No caldo político-ideológico dessa "outra Europa" pós-soviética, dilacerada entre o instinto de conservar a soberania resgatada à velha madrasta russa e a adoção do universalismo de uma UE pós-nacional, são motivo de preocupação crescente os partidos e governos eurofóbicos que, em vários países do Leste, corroem o Estado de direito ao mesmo tempo que se apropriam do Estado. Nessas paragens, o solo é fértil para a semente populista e o ambiente propício a personalidades polarizadoras, que usam a chantagem e o veto como moeda-corrente para levar a União aos arames.
Em parte, o sucesso dessas formações resulta de terem colocado a tónica num essencialismo nacional, por oposição a um cosmopolitismo dissolvente, agente do desenraizamento e da perda identitária, que identificam com a UE. Em muitos desses países, a UE é representada com os traços de uma potência estrangeira, imperturbada pelo sentimento nacional, e, pior, como uma porteira indulgente de imigrantes, propiciadora de uma “grande substituição” étnico-cultural. Os seus líderes surgem, assim, como uma espécie de procuradores providenciais da alma pátria, por contraponto a elites retratadas como agentes liquidatários da independência, a soldo da hegemonia tecnocrática de Bruxelas. Querem os benefícios financeiros da integração, mas nenhuma das regras e nenhum dos valores.
Não foi outro, nos últimos meses, o discurso de campanha do partido Lei e Justiça, na Polónia, com particular enfoque num tradicionalismo rural e católico. Apesar de ter sido o mais votado nas históricas eleições de domingo, esse partido não alcançou uma maioria no Parlamento que lhe permita continuar a governar. Tudo indica que será possível às forças da oposição, encabeçadas pelo ex-presidente do Conselho Europeu, Donald Tusk, firmarem um acordo de governação. Quererá isto dizer que uma maioria da população já não está disponível para a retórica dos inimigos internos e externos, para o ultraconservadorismo que pune cruelmente o aborto, ou para o duelo desgastante com a UE? Se assim for, e se a solução de Donald Tusk for viável, a Polónia, inesperadamente, poderá servir de antídoto para outras derivas iliberais, nacionalistas e eurofóbicas, presentes e futuras.
O fim do antagonismo a Bruxelas significará uma reaproximação à Alemanha e o enfraquecimento do grupo de Visegrado (que, para além da Polónia, integra a Hungria, a Chéquia e a Eslováquia).
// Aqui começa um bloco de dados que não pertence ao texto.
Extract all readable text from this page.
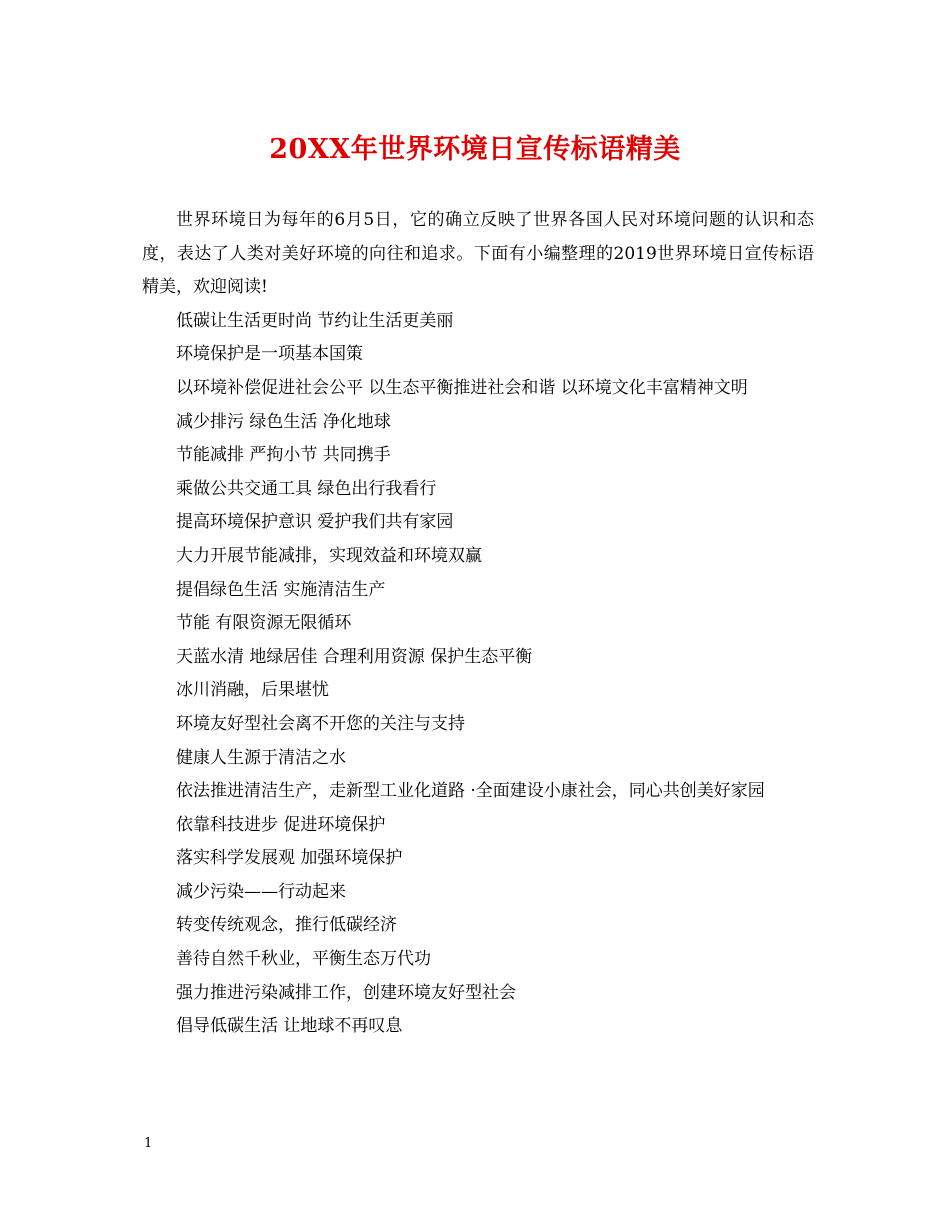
20XX年世界环境日宣传标语精美

世界环境日为每年的6月5日，它的确立反映了世界各国人民对环境问题的认识和态度，表达了人类对美好环境的向往和追求。下面有小编整理的2019世界环境日宣传标语精美，欢迎阅读!

低碳让生活更时尚 节约让生活更美丽

环境保护是一项基本国策

以环境补偿促进社会公平 以生态平衡推进社会和谐 以环境文化丰富精神文明

减少排污 绿色生活 净化地球

节能减排 严拘小节 共同携手

乘做公共交通工具 绿色出行我看行

提高环境保护意识 爱护我们共有家园

大力开展节能减排，实现效益和环境双赢

提倡绿色生活 实施清洁生产

节能 有限资源无限循环

天蓝水清 地绿居佳 合理利用资源 保护生态平衡

冰川消融，后果堪忧

环境友好型社会离不开您的关注与支持

健康人生源于清洁之水

依法推进清洁生产，走新型工业化道路 ·全面建设小康社会，同心共创美好家园

依靠科技进步 促进环境保护

落实科学发展观 加强环境保护

减少污染——行动起来

转变传统观念，推行低碳经济

善待自然千秋业，平衡生态万代功

强力推进污染减排工作，创建环境友好型社会

倡导低碳生活 让地球不再叹息

1
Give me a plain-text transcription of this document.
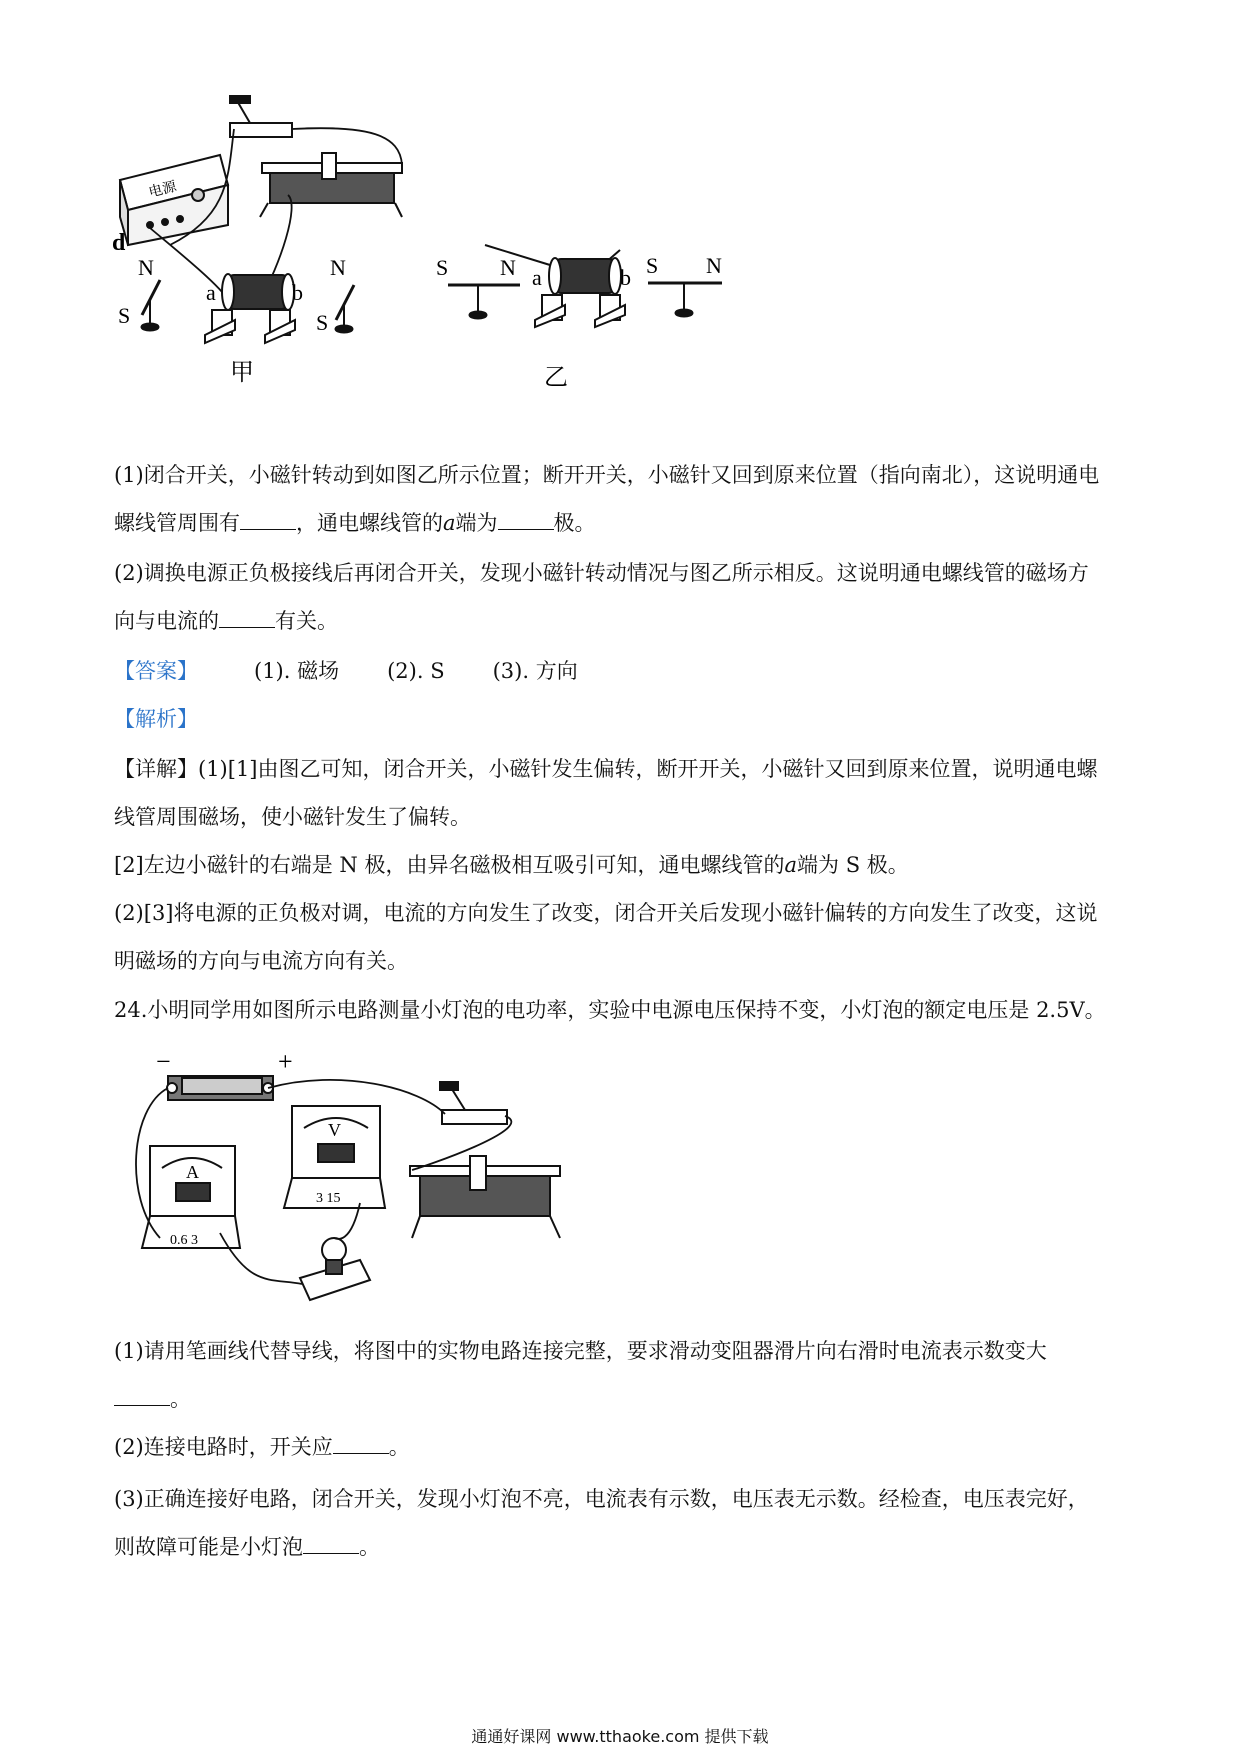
电源
d
a	b
N
S
N
S
甲
S N a	b S N
乙
(1)闭合开关，小磁针转动到如图乙所示位置；断开开关，小磁针又回到原来位置（指向南北），这说明通电
螺线管周围有	，通电螺线管的a端为	极。
(2)调换电源正负极接线后再闭合开关，发现小磁针转动情况与图乙所示相反。这说明通电螺线管的磁场方
向与电流的	有关。
【答案】	(1). 磁场 (2). S (3). 方向
【解析】
【详解】(1)[1]由图乙可知，闭合开关，小磁针发生偏转，断开开关，小磁针又回到原来位置，说明通电螺
线管周围磁场，使小磁针发生了偏转。
[2]左边小磁针的右端是 N 极，由异名磁极相互吸引可知，通电螺线管的a端为 S 极。
(2)[3]将电源的正负极对调，电流的方向发生了改变，闭合开关后发现小磁针偏转的方向发生了改变，这说
明磁场的方向与电流方向有关。
24.小明同学用如图所示电路测量小灯泡的电功率，实验中电源电压保持不变，小灯泡的额定电压是 2.5V。
−	+
A
0.6 3
V
3 15
(1)请用笔画线代替导线，将图中的实物电路连接完整，要求滑动变阻器滑片向右滑时电流表示数变大
。
(2)连接电路时，开关应	。
(3)正确连接好电路，闭合开关，发现小灯泡不亮，电流表有示数，电压表无示数。经检查，电压表完好，
则故障可能是小灯泡	。
通通好课网 www.tthaoke.com 提供下载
No passado, a Polónia foi um país com uma forte vocação europeísta ─ com pensadores e estadistas que teorizaram e defenderam soluções de unidade ou de federalismo europeu.
A hipotética reconciliação da Polónia com a União Europeia e o recobro da sua doença iliberal servem de lenitivo para o caso da Eslováquia, politicamente dos mais insólitos. O partido vencedor das eleições de 30 de setembro, o SMER, de Robert Fico, acolhe-se na família dos partidos socialistas europeus – o PES – não obstante ter sido irrigado pelo ideário nacional-populista do Fidesz de Victor Orban. É, pois, um ramo podre, mesmo que isolado e com fraca ou nula comunicação com os seus parentes. O PES fez o mínimo que se impunha e suspendeu esse partido, que avançou para uma coligação contranatura com a extrema-direita. Mas o SMER já tinha estado suspenso entre 2006 e 2008, pela mesmíssima razão. E, em 2016, voltou a coligar-se com o Partido Nacionalista Eslovaco. O comportamento reincidente de Fico pedia outro desfecho: a saída definitiva do SMER – como defendeu o secretário-geral do PS, António Costa.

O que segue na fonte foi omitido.